TechEmpower / FrameworkBenchmarks

Source for the TechEmpower Framework Benchmarks project
https://www.techempower.com/benchmarks/
Other
7.59k stars 1.94k forks source link

Framework tests can negatively impact other tests in the same framework #1228

Closed hamiltont closed 9 years ago

hamiltont commented 9 years ago

For example, the plaintext test runs at large concurrency and often causes servers to either completely a) hang or b) begin massively underperforming (but still responding to small checks, like curling the URLs). This causes big problems for other test types json,single,multiple,fortune, etc if plaintext is run first - all of the following tests either don't complete or have bad numbers.

This is a nasty issue because it's subtle to notice (no big errors), has major performance implications, and impacts TFB's ability to add future test types. Given that many of our tests intentionally push servers to failure, this is definitely a problem we want to solve categorically.

Only hard solution I see is to isolate tests from each other, such as turning our current pattern of this:

start_server --> db--> json --> plaintext --> fortune --> etc --> stop_server

into

start_server --> db --> stop_server --> start_server --> json --> stop_server --> etc

This allows us to use things like Benchmarker#__forciblyEndPortBoundProcesses to ensure the server is totally reset between each test. However, this would drastically increase the testing time

msmith-techempower commented 9 years ago

Additionally, __forciblyEndPortBoundProcesses doesn't seem to always succeed currently; we will rely on that before this next issue.

msmith-techempower commented 9 years ago

Ugh, more hell. Plaintext can reliably get otherwise reasonable frameworks to completely hang in amazing ways. bottle is the one I've been using to test, but basically we can never kill these processes because they do not have a PPID, so we have no idea if they should be terminate.

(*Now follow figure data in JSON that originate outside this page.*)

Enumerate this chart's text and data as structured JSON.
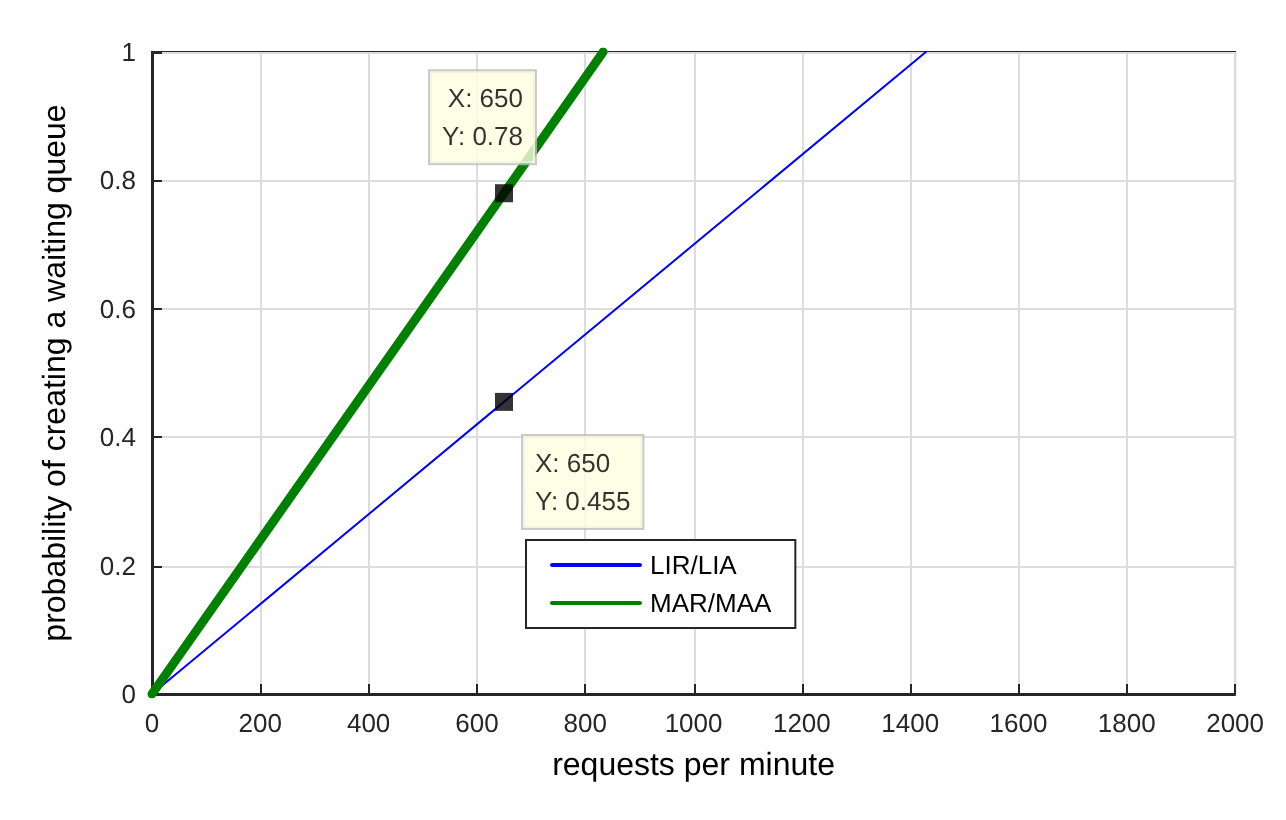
{
  "chart_data": {
    "type": "line",
    "xlabel": "requests per minute",
    "ylabel": "probability of creating a waiting queue",
    "series": [
      {
        "name": "LIR/LIA",
        "color": "#0000ff",
        "x": [
          0,
          650,
          1429
        ],
        "values": [
          0,
          0.455,
          1
        ]
      },
      {
        "name": "MAR/MAA",
        "color": "#008000",
        "x": [
          0,
          650,
          833
        ],
        "values": [
          0,
          0.78,
          1
        ]
      }
    ],
    "annotations": [
      {
        "text": "X: 650\nY: 0.78",
        "x": 650,
        "y": 0.78
      },
      {
        "text": "X: 650\nY: 0.455",
        "x": 650,
        "y": 0.455
      }
    ],
    "xlim": [
      0,
      2000
    ],
    "xticks": [
      0,
      200,
      400,
      600,
      800,
      1000,
      1200,
      1400,
      1600,
      1800,
      2000
    ],
    "ylim": [
      0,
      1
    ],
    "yticks": [
      0,
      0.2,
      0.4,
      0.6,
      0.8,
      1
    ],
    "grid": true,
    "legend": "bottom",
    "marker": "none",
    "line_style": "solid"
  }
}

hamiltont commented 9 years ago

I think this is the right solution, and needs to be done between R10 and R11. Let's be clear -- testrunner is not the fundamental reason this is a solution -- the fundamental thing testrunner account would do is remove the ability for frameworks to use sudo. If frameworks could still use sudo inside the testrunner account, then this new user account won't solve many of the the problems we are having. If frameworks cannot use sudo inside testrunner we will suddenly see lots of frameworks failing to run. This will be a huge PITA to fix, but I truly hope that every framework we test can be launched without requiring sudo (if one cannot, should we exclude them?)

If frameworks cannot use sudo, then most of the methods we've proposed or tried (recursively search ppid, putting them inside a different user account so we can track processes, searching for processes bound to ports that should be open, etc) would work reliably. But we do need a different account to do this, because TFB needs to run with permissions to install software

hamiltont commented 9 years ago

Thought about this some more.

FYI the precise problem is here - we run test after test against a framework without restarting the framework in between.

I'd expect that changing the order of the tests could result in substantial differences for some underperforming frameworks. This is obviously an issue with those frameworks - if a framework starts to underperform after experiencing a period of heavy load, that's a huge problem.

We could help frameworks avoid this challenge by restarting the framework in between each test time, although this would increase our total benchmark running time from 1 day to 6 days.

Conclusion: This isn't TFB's battle, and if a framework starts to fail after experiencing load that is something that should be reflected in the results. I vote to close this issue as wontfix. Thoughts?

msmith-techempower commented 9 years ago

Ugh... this again.

There are two prevailing schools of thought on the issue I mentioned above (plaintext can reliably get otherwise reasonable frameworks to completely hang in amazing ways):

  1. Nuke everything between test iterations (there are essentially 5 plaintexts run, 5 dbs, etc at different concurrencies) and reissue another small priming run before each iteration.
  2. It's at the fault of the framework/stack author, and they should resolve it.

There are MANY problems with the first, but they almost entirely boil down to "more work for TE et al" whereas the problems with the second are many and unfair. For instance, many of the Python frameworks which suffer from this problem do not seem to be stuck in actual framework code, but rather somewhere in the netstack in a Python library. While this does show a limitation of choosing such a framework, it's ultimately something in the stack outside the control of the author... and I feel like punishing the framework for a shortcoming of the language is rather punitive.

That said, it is somewhat infeasible for us to run rounds if they they take 6 days to complete. We cannot justify the cost of running Amazon EC2 instances for that long on this type of project (currently, we spin them up for the first preview and the final run, then immediately shut them down once we've captured their logs).

Sigh.

Let's remember this issue exists for future discussions on the matter, but I'm inclined to agree with @hamiltont; let's close it as wontfix for now.